Addio a Chick Corea, un gigante del pianoforte jazz
Sono le sette e venticinque di un venerdì un po' più triste degli altri, e sto scrivendo questo articolo ascoltando “My spanish heart” dopo anni che non lo sentivo. Ho appena avuto la tragica notizia. Dopo una breve malattia che lo aveva costretto ad abbandonare le scene se n'è andato tre giorni fa (ma la notizia è stata data soltanto stanotte) uno dei pianisti jazz e non solo più importante della storia della musica. Non solo jazz nelle sue dita, ma anche fusion e musica classica, in particolare Scarlatti e Maurice Ravel, che ne hanno chiaramente influenzato il gusto e il fraseggio.

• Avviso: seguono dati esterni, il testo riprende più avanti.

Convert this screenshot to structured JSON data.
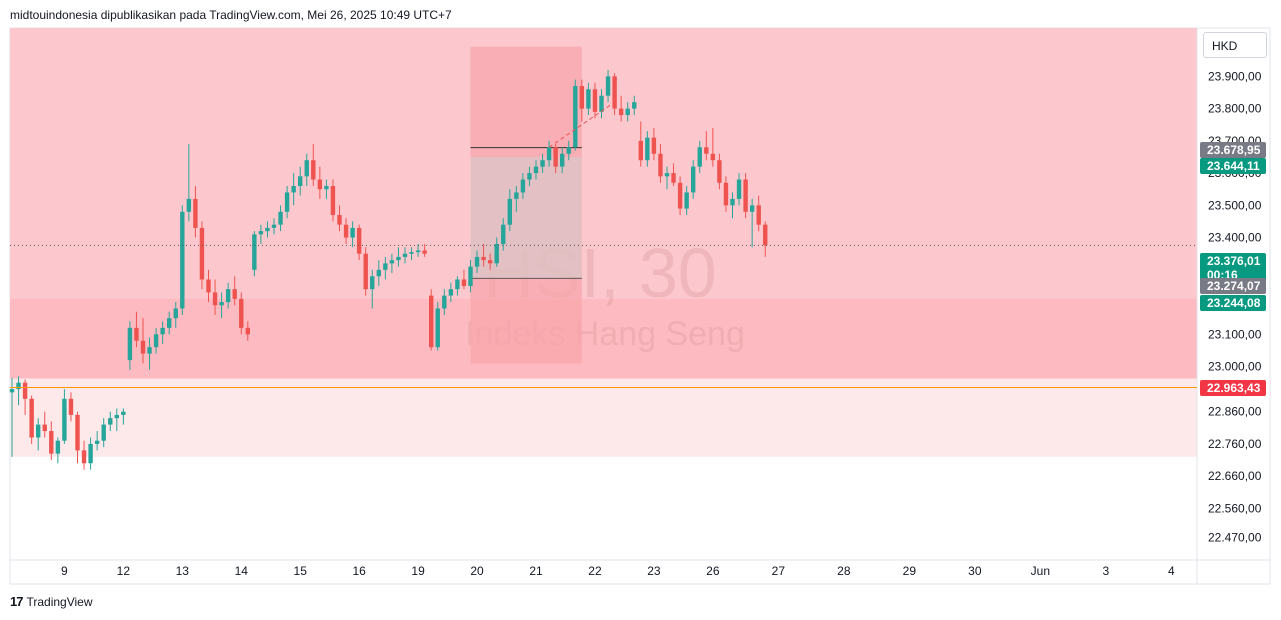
{
  "header": {
    "text": "midtouindonesia dipublikasikan pada TradingView.com, Mei 26, 2025 10:49 UTC+7"
  },
  "currency": "HKD",
  "footer": {
    "logo_mark": "17",
    "logo_text": "TradingView"
  },
  "watermark": {
    "symbol": "HSI, 30",
    "name": "Indeks Hang Seng"
  },
  "colors": {
    "up": "#26a69a",
    "down": "#ef5350",
    "zone_main": "#fcc8cd",
    "zone_lower": "#fdbac0",
    "zone_light": "#fde8ea",
    "box": "#f7a5ab",
    "orange_line": "#ff9800",
    "badge_gray": "#787b86",
    "badge_green": "#089981",
    "badge_red": "#f23645"
  },
  "chart_data": {
    "type": "candlestick",
    "y_range": [
      22400,
      24050
    ],
    "y_ticks": [
      "23.900,00",
      "23.800,00",
      "23.700,00",
      "23.600,00",
      "23.500,00",
      "23.400,00",
      "23.300,00",
      "23.200,00",
      "23.100,00",
      "23.000,00",
      "22.860,00",
      "22.760,00",
      "22.660,00",
      "22.560,00",
      "22.470,00"
    ],
    "y_tick_values": [
      23900,
      23800,
      23700,
      23600,
      23500,
      23400,
      23300,
      23200,
      23100,
      23000,
      22860,
      22760,
      22660,
      22560,
      22470
    ],
    "x_ticks": [
      "9",
      "12",
      "13",
      "14",
      "15",
      "16",
      "19",
      "20",
      "21",
      "22",
      "23",
      "26",
      "27",
      "28",
      "29",
      "30",
      "Jun",
      "3",
      "4"
    ],
    "x_tick_index": [
      8,
      17,
      26,
      35,
      44,
      53,
      62,
      71,
      80,
      89,
      98,
      107,
      117,
      127,
      137,
      147,
      157,
      167,
      177
    ],
    "candles_ohlc": [
      [
        22920,
        22965,
        22720,
        22930
      ],
      [
        22930,
        22970,
        22880,
        22950
      ],
      [
        22950,
        22960,
        22850,
        22900
      ],
      [
        22900,
        22910,
        22760,
        22780
      ],
      [
        22780,
        22840,
        22740,
        22820
      ],
      [
        22820,
        22860,
        22780,
        22800
      ],
      [
        22800,
        22830,
        22710,
        22730
      ],
      [
        22730,
        22780,
        22700,
        22770
      ],
      [
        22770,
        22930,
        22760,
        22900
      ],
      [
        22900,
        22920,
        22830,
        22850
      ],
      [
        22850,
        22860,
        22700,
        22740
      ],
      [
        22740,
        22770,
        22680,
        22700
      ],
      [
        22700,
        22780,
        22680,
        22760
      ],
      [
        22760,
        22800,
        22740,
        22770
      ],
      [
        22770,
        22840,
        22750,
        22820
      ],
      [
        22820,
        22860,
        22800,
        22840
      ],
      [
        22840,
        22870,
        22800,
        22850
      ],
      [
        22850,
        22870,
        22820,
        22860
      ],
      [
        23020,
        23140,
        22990,
        23120
      ],
      [
        23120,
        23170,
        23060,
        23080
      ],
      [
        23080,
        23150,
        23010,
        23040
      ],
      [
        23040,
        23090,
        22990,
        23060
      ],
      [
        23060,
        23120,
        23040,
        23100
      ],
      [
        23100,
        23140,
        23070,
        23120
      ],
      [
        23120,
        23170,
        23100,
        23150
      ],
      [
        23150,
        23200,
        23120,
        23180
      ],
      [
        23180,
        23500,
        23160,
        23480
      ],
      [
        23480,
        23690,
        23450,
        23520
      ],
      [
        23520,
        23560,
        23400,
        23430
      ],
      [
        23430,
        23450,
        23240,
        23270
      ],
      [
        23270,
        23300,
        23200,
        23230
      ],
      [
        23230,
        23270,
        23160,
        23190
      ],
      [
        23190,
        23230,
        23150,
        23200
      ],
      [
        23200,
        23260,
        23180,
        23240
      ],
      [
        23240,
        23280,
        23190,
        23210
      ],
      [
        23210,
        23230,
        23100,
        23120
      ],
      [
        23120,
        23140,
        23080,
        23100
      ],
      [
        23300,
        23420,
        23280,
        23410
      ],
      [
        23410,
        23440,
        23380,
        23420
      ],
      [
        23420,
        23450,
        23400,
        23430
      ],
      [
        23430,
        23460,
        23410,
        23440
      ],
      [
        23440,
        23500,
        23420,
        23480
      ],
      [
        23480,
        23560,
        23460,
        23540
      ],
      [
        23540,
        23600,
        23500,
        23560
      ],
      [
        23560,
        23620,
        23530,
        23590
      ],
      [
        23590,
        23660,
        23560,
        23640
      ],
      [
        23640,
        23690,
        23560,
        23580
      ],
      [
        23580,
        23620,
        23520,
        23550
      ],
      [
        23550,
        23580,
        23520,
        23560
      ],
      [
        23560,
        23580,
        23450,
        23470
      ],
      [
        23470,
        23500,
        23420,
        23440
      ],
      [
        23440,
        23460,
        23380,
        23400
      ],
      [
        23400,
        23450,
        23370,
        23430
      ],
      [
        23430,
        23440,
        23330,
        23350
      ],
      [
        23350,
        23370,
        23220,
        23240
      ],
      [
        23240,
        23300,
        23180,
        23280
      ],
      [
        23280,
        23330,
        23250,
        23300
      ],
      [
        23300,
        23340,
        23270,
        23320
      ],
      [
        23320,
        23350,
        23290,
        23330
      ],
      [
        23330,
        23370,
        23310,
        23340
      ],
      [
        23340,
        23370,
        23320,
        23350
      ],
      [
        23350,
        23370,
        23330,
        23355
      ],
      [
        23355,
        23380,
        23340,
        23360
      ],
      [
        23360,
        23380,
        23340,
        23350
      ],
      [
        23220,
        23240,
        23050,
        23060
      ],
      [
        23060,
        23200,
        23050,
        23180
      ],
      [
        23180,
        23240,
        23160,
        23220
      ],
      [
        23220,
        23260,
        23200,
        23240
      ],
      [
        23240,
        23280,
        23220,
        23270
      ],
      [
        23270,
        23300,
        23240,
        23250
      ],
      [
        23250,
        23330,
        23230,
        23310
      ],
      [
        23310,
        23360,
        23290,
        23340
      ],
      [
        23340,
        23380,
        23310,
        23330
      ],
      [
        23330,
        23350,
        23300,
        23320
      ],
      [
        23320,
        23400,
        23310,
        23380
      ],
      [
        23380,
        23460,
        23360,
        23440
      ],
      [
        23440,
        23550,
        23420,
        23520
      ],
      [
        23520,
        23560,
        23480,
        23540
      ],
      [
        23540,
        23600,
        23520,
        23580
      ],
      [
        23580,
        23620,
        23560,
        23600
      ],
      [
        23600,
        23640,
        23580,
        23620
      ],
      [
        23620,
        23660,
        23600,
        23640
      ],
      [
        23640,
        23700,
        23620,
        23680
      ],
      [
        23680,
        23690,
        23600,
        23620
      ],
      [
        23620,
        23680,
        23600,
        23660
      ],
      [
        23660,
        23700,
        23640,
        23680
      ],
      [
        23680,
        23890,
        23670,
        23870
      ],
      [
        23870,
        23890,
        23760,
        23800
      ],
      [
        23800,
        23880,
        23780,
        23860
      ],
      [
        23860,
        23880,
        23770,
        23790
      ],
      [
        23790,
        23860,
        23770,
        23840
      ],
      [
        23840,
        23920,
        23820,
        23900
      ],
      [
        23900,
        23910,
        23780,
        23800
      ],
      [
        23800,
        23840,
        23760,
        23780
      ],
      [
        23780,
        23820,
        23760,
        23800
      ],
      [
        23800,
        23840,
        23780,
        23820
      ],
      [
        23700,
        23760,
        23620,
        23640
      ],
      [
        23640,
        23730,
        23620,
        23710
      ],
      [
        23710,
        23740,
        23640,
        23660
      ],
      [
        23660,
        23690,
        23570,
        23590
      ],
      [
        23590,
        23620,
        23550,
        23600
      ],
      [
        23600,
        23630,
        23560,
        23570
      ],
      [
        23570,
        23590,
        23470,
        23490
      ],
      [
        23490,
        23560,
        23470,
        23540
      ],
      [
        23540,
        23640,
        23520,
        23620
      ],
      [
        23620,
        23700,
        23600,
        23680
      ],
      [
        23680,
        23730,
        23640,
        23660
      ],
      [
        23660,
        23740,
        23620,
        23640
      ],
      [
        23640,
        23660,
        23550,
        23570
      ],
      [
        23570,
        23590,
        23480,
        23500
      ],
      [
        23500,
        23540,
        23460,
        23520
      ],
      [
        23520,
        23600,
        23500,
        23580
      ],
      [
        23580,
        23600,
        23460,
        23480
      ],
      [
        23480,
        23520,
        23370,
        23500
      ],
      [
        23500,
        23530,
        23420,
        23440
      ],
      [
        23440,
        23450,
        23340,
        23376
      ]
    ],
    "price_badges": [
      {
        "label": "23.678,95",
        "value": 23679,
        "color": "badge_gray"
      },
      {
        "label": "23.644,11",
        "value": 23644,
        "color": "badge_green"
      },
      {
        "label": "23.376,01",
        "value": 23376,
        "color": "badge_green",
        "sub": "00:16"
      },
      {
        "label": "23.274,07",
        "value": 23274,
        "color": "badge_gray"
      },
      {
        "label": "23.244,08",
        "value": 23244,
        "color": "badge_green"
      },
      {
        "label": "22.963,43",
        "value": 22963,
        "color": "badge_red"
      }
    ],
    "last_price": 23376,
    "orange_line": 22935,
    "zones": [
      {
        "from": 22963,
        "to": 24050,
        "color": "zone_main"
      },
      {
        "from": 22963,
        "to": 23210,
        "color": "zone_lower"
      },
      {
        "from": 22720,
        "to": 22963,
        "color": "zone_light"
      }
    ],
    "box": {
      "from_index": 70,
      "to_index": 87,
      "low": 23010,
      "high": 23992
    },
    "box_lines": [
      23679,
      23274
    ]
  }
}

È impossibile in poche righe ripercorrere la carriera di un gigante della musica come Chick Corea nato nel 1941 a Chelsea e cresciuto a pane e musica. Importantissimi i suoi incontri, primo tra tutti quello con il trombettista Woody Shaw col quale, nel 1966, firma il primo disco da leader, “Tones For Joan's Bones”.
La collaborazione che gli cambia la vita è quella iniziata verso la fine degli anni sessanta con Miles Davis, col quale firma dischi importanti e due pietre miliari come “In a silent way” del 1969 e “Bitches brew” dell’anno successivo.
Nel 1971 fonda il gruppo sperimentale di jazz-fusion "Return to forever" (indimenticabile l’omonimo disco di esordio del 1972 con il flauto e la voce suadente della grande Flora Purim e la copertina, magnifica, che ritrae un uccello che plana sull’acqua del mare). Con il gruppo nel corso di cinque anni inciderà sette indimenticabili album.
Con John Patitucci e Dave Weckl forma la "Chick Corea Akoustic Band" e costituisce parte integrante della "Elektric Band", formazioni con le quali suonerà per molti anni in tutto il mondo, vincendo premi e vedendo milioni di dischi.
Spesso annoverato tra i più grandi maestri del pianoforte moderno insieme a Keith Jarrett, Chick Corea a mio parere vantava una tecnica di base forse più solida anche se meno improvvisativa del collega Jarrett, più vocato alle esibizioni in solitaria senza programmi precostituiti. Senz'altro un pianista meno narcisista e più incline al confronto musicale insieme agli altri colleghi musicisti, tra i quali ricordiamo Pat Metheny, Dave Holland, Miroslav Vitous, John McLaughlin e Al di Meola. Lo ricordiamo anche in un recente sodalizio insieme al nostro Stefano Bollani. (ancora nella mente e nelle orecchie il loro concerto in duo a "Umbria Jazz" del 2009).
Autore di oltre cento incisioni come solista, leader e componente di band, ha lasciato un marchio indelebile nella musica Jazz con dischi e concerti indimenticabili. Tra tutti, ho scelto i miei sei dischi del cuore, non certo i più “importanti” ma quelli che mi hanno cambiato la vita in qualche modo:
“Return to forever” del 1972, con Stanley Clarke, Joe Farrell, Airto Moreira e Flora Purim;
“Inner space” del 1973, con vari musicisti tra cui Woody Shaw, Joe Farrell, Ron Carter e Joe Chambers;
“The Leprechaun” del 1976, con vari musicisti tra cui Anthony Jackson, Joe Farrell, Eddie Gomez e Steve Gadd;
“My spanish heart” del 1976, con vari musicisti tra cui Stanley Clarke, Jean-Luc Ponty, Don Alias e Steve Gadd;
“Fiends” del 1978, con Eddie Gomez, Joe Farrell e Steve Gadd (e la celebre e magnifica copertina con i puffi che suonano in quartetto musica jazz);
“Live in Zurich” del 1979, in duo col vibrafonista e amico Gary Burton (il mio primo concerto live che ho sentito nel 1980 a Bologna, in piazza San Martino).
Scelta difficile, perché ne avrei avuti almeno altri dieci da inserire, ma sono questi i dischi che hanno contribuito alla mia formazione, al mio crescere nella musica e con la musica di un autore che ha saputo vibrare perfettamente per simpatia insieme all’animo mio e a quello di almeno due generazioni di appassionati.
Insomma c'è poco altro da aggiungere: se n'è andata una stella splendente del firmamento del jazz e della musica contemporanea in generale. Ma, come amo dire in queste occasioni, le persone se ne vanno, i grandi restano e i giganti ti cambiano la vita.
Grazie Chick per le tue note, per i sorrisi, per la tua musica e per averci fatto sentire tutti un po' meno piccoli.